ShopHero · 12/01/2019 22:40

bibbity and timeisnotaline I just logged on and noted your comments.

I wanted to clarify that the reason I left the fact that DD2 is disabled out of my OP is that it's not really relevant to the issue with DD1.
DD2 is picked up at 8am and returned at 16:30 by her bus escort. So there are 2 large-ish chunks of time when DH is alone with DD1 and in my opinion could interact better with her. Lord knows she sacrifices enough quality parent time.

DD2 being disabled only became relevant and worthy of mentioning on this thread, imo, when I was judged by bibbity for allowing her to go to bed at 6pm (which believe me is absolutely necessary). It got my back up so I defended it.

OP posts:
ShopHero · 12/01/2019 22:53

Apologies for singling you out bibbity - when I read back I was actually judged by a load of people! Like timeisnotaline I also missed the sarcasm in your post, I thought your questions were meant genuinely. I just love the support to be found on this site!

OP posts:
buckeejit · 12/01/2019 23:36

OP, hope you manage to make a shift - it's hard to keep them off screens, but beneficial to do alternatives. We've all different levels of tolerance for things so go with what you feel & monitor it, but human interaction is better where possible

tae19 · 13/01/2019 00:15

Kindle? So a book? Most people would be happy thier child was reading!

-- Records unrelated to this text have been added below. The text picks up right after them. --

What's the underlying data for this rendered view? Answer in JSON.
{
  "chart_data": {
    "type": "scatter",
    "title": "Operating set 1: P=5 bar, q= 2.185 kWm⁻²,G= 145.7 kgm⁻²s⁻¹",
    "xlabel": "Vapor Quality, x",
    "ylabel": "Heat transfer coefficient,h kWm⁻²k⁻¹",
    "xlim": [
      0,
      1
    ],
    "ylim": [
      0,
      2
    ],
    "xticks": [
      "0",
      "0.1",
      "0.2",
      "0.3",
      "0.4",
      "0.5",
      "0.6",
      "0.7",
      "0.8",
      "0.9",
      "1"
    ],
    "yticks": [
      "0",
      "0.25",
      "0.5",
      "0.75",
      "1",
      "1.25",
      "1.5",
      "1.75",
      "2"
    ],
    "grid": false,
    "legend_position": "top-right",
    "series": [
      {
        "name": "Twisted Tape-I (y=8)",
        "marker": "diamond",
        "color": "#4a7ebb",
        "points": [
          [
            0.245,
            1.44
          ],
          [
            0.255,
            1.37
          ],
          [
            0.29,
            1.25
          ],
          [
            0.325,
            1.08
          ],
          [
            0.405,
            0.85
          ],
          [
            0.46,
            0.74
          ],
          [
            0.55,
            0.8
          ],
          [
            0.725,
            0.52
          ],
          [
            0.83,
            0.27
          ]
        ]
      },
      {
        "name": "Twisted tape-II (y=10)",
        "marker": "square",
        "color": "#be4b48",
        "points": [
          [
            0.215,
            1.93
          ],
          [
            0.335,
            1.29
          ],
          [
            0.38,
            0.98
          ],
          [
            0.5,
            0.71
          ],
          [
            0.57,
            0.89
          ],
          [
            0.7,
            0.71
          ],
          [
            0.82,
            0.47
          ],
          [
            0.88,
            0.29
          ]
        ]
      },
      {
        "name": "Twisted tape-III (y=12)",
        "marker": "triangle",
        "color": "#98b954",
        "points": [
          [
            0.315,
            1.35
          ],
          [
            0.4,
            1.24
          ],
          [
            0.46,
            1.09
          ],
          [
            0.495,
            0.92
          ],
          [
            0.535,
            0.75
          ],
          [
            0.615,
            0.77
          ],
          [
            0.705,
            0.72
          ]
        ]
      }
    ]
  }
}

StowawayJo · 13/01/2019 12:47

@tae19 read the whole thread. Kindle FIRE.

RandomMess · 13/01/2019 13:32

@ShopHero I hope you can get your DH on board with making the most of those 2 chunks of time with DD1. I can't believe that he won't recognise that her choosing to spend every minute possible on her tablet isn't worrying. You get to point where she'd be better if in wrap around school care as at least she would be interacting socially!

Perhaps DH was very defensive because he knows you are right but doesn't want to give up the "easy" option.